Other than that, be sure to keep your ceramic knives in their own storage area, so that other kitchen tools don’t knock up against them and damage their blades.
What Should You Not Cut With A Ceramic Knife?
Ceramic knives are capable of cutting almost anything you’ll encounter in the kitchen, with two notable exceptions: Bones, and the pits of fruits.
Both materials are hard enough to chip or crack your ceramic blade, so you’ll want to be careful while preparing a chicken or slicing an avocado. Additionally, avoid using your ceramic knife on a stone or glass cutting board for the same reason.
Do Chefs Use Ceramic Knives?
The realities of a professional kitchen steer most chefs away from using ceramic knives, despite their sharp edges and minimal maintenance requirements.
The reason for this is simple: Professional kitchen tools get banged around more often, and go through more wear and tear than anything you’ll use at home. This puts ceramic knives at a greater risk of getting chipped, making them less effective than stainless steel.

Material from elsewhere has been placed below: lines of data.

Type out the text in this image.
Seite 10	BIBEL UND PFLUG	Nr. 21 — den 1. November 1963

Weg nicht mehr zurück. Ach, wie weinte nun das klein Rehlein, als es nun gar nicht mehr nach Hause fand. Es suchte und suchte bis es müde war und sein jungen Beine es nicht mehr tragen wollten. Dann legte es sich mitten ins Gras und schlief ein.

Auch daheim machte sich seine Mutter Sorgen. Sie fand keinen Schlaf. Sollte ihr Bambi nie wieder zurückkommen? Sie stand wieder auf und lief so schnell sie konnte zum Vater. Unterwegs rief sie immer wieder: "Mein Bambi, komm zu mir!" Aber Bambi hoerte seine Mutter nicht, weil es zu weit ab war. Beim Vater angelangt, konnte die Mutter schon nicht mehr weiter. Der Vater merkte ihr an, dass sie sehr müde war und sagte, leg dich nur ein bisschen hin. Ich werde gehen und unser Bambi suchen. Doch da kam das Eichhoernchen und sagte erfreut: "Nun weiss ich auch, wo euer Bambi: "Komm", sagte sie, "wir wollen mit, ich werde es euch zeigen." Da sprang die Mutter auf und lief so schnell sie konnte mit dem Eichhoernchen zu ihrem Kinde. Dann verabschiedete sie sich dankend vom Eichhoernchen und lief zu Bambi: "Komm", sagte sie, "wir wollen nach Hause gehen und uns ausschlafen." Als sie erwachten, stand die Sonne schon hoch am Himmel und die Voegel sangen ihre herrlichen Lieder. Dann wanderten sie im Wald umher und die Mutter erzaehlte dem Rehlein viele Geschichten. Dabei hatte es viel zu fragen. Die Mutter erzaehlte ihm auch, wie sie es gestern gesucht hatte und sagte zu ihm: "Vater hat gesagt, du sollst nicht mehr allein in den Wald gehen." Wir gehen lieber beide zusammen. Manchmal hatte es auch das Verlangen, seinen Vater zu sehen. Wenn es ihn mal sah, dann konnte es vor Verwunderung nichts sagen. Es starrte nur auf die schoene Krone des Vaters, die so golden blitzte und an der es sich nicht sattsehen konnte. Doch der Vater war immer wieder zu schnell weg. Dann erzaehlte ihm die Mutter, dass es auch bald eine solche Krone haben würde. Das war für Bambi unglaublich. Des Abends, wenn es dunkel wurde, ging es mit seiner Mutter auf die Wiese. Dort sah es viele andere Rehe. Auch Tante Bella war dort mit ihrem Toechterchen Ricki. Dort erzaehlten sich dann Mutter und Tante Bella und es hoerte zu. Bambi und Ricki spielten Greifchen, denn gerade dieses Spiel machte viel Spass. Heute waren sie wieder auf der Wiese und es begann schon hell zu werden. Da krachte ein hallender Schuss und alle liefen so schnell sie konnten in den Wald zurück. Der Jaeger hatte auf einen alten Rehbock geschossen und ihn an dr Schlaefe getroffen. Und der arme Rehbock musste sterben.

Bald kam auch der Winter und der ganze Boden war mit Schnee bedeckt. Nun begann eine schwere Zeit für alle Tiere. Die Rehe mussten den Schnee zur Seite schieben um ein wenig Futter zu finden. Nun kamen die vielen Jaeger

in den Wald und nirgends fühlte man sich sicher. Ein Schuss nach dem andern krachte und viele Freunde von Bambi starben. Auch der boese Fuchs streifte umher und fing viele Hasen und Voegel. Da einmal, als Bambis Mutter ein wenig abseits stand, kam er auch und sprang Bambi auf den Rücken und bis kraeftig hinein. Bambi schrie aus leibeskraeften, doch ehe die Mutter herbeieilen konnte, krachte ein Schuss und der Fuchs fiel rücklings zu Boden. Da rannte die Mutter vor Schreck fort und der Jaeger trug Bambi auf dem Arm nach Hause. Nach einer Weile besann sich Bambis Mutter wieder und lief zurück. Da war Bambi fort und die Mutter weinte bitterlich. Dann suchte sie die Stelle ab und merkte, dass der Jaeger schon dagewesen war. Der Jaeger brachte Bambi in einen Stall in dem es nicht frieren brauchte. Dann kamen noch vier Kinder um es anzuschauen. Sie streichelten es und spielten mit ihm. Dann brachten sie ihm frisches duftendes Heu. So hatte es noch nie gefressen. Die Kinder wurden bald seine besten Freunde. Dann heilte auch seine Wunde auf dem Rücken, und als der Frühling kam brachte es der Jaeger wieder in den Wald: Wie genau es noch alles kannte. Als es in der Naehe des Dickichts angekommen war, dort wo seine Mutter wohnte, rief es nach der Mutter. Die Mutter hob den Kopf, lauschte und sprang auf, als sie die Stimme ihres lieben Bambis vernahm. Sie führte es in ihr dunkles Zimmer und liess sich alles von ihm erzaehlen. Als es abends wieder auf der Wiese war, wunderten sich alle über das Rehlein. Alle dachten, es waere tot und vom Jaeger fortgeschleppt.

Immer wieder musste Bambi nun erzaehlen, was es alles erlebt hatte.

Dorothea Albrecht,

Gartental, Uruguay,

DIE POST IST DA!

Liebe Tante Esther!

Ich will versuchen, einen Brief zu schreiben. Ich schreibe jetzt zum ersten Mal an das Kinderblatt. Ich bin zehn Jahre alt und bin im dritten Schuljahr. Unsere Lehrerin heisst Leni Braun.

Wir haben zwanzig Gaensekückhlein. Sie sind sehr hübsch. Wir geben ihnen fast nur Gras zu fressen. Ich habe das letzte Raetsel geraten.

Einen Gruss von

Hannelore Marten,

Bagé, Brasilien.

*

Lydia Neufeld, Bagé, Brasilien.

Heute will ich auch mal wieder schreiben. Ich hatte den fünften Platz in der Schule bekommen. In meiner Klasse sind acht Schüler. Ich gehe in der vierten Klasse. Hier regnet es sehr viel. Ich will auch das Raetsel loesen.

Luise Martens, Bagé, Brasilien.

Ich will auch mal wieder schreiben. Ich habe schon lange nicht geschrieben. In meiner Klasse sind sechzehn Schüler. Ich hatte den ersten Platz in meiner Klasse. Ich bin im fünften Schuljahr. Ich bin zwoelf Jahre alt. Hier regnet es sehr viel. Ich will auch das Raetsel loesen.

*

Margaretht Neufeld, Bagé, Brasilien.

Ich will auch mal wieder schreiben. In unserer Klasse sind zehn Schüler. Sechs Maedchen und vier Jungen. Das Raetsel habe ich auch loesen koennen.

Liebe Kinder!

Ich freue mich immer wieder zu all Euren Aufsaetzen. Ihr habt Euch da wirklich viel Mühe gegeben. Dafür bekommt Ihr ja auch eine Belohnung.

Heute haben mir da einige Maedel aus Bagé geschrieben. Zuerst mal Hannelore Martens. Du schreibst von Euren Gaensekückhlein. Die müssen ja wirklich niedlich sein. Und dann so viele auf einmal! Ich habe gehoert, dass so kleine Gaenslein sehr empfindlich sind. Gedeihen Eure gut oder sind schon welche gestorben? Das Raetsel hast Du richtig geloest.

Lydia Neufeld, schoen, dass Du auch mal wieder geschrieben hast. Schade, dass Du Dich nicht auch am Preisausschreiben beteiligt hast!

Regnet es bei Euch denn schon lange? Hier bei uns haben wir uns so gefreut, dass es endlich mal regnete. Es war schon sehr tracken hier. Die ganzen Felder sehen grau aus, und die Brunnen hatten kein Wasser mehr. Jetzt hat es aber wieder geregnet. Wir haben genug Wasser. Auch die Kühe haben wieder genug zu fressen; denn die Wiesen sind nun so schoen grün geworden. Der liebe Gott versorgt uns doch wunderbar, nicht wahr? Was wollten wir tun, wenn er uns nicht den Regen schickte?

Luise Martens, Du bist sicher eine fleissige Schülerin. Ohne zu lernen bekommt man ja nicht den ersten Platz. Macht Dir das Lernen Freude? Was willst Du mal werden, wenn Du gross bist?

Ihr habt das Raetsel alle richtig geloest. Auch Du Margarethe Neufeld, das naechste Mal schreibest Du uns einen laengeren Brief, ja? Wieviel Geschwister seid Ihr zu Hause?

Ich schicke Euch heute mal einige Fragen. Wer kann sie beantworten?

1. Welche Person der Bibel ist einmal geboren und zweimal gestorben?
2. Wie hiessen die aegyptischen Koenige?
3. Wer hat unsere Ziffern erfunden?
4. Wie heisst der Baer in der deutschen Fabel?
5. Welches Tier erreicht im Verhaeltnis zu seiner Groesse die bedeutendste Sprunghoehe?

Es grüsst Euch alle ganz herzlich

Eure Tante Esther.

That same reasoning is why home chefs have found ceramic knives to be useful. Since they can be cared for more cautiously, there’s little risk of damage while cooking — making their sharpness and low maintenance a big draw.
At this point, you should have a clear view of what the best ceramic knife is for your personal kitchen.
Because of Kyocera’s long history of producing and innovating on this type of knife, I’m biased towards using their products in my own kitchen. Their Revolution Series 3-piece set is the first choice I recommend to friends when they’re looking to get ceramic knives, though I prefer the wood-handled santoku knife from their Limited Series for my own kitchen.
No matter which of the three types of knives I’ve featured you go for, you can rest assured that they will deliver on sharpness, durability, ergonomics, and balance. Thanks for your time, and happy slicing!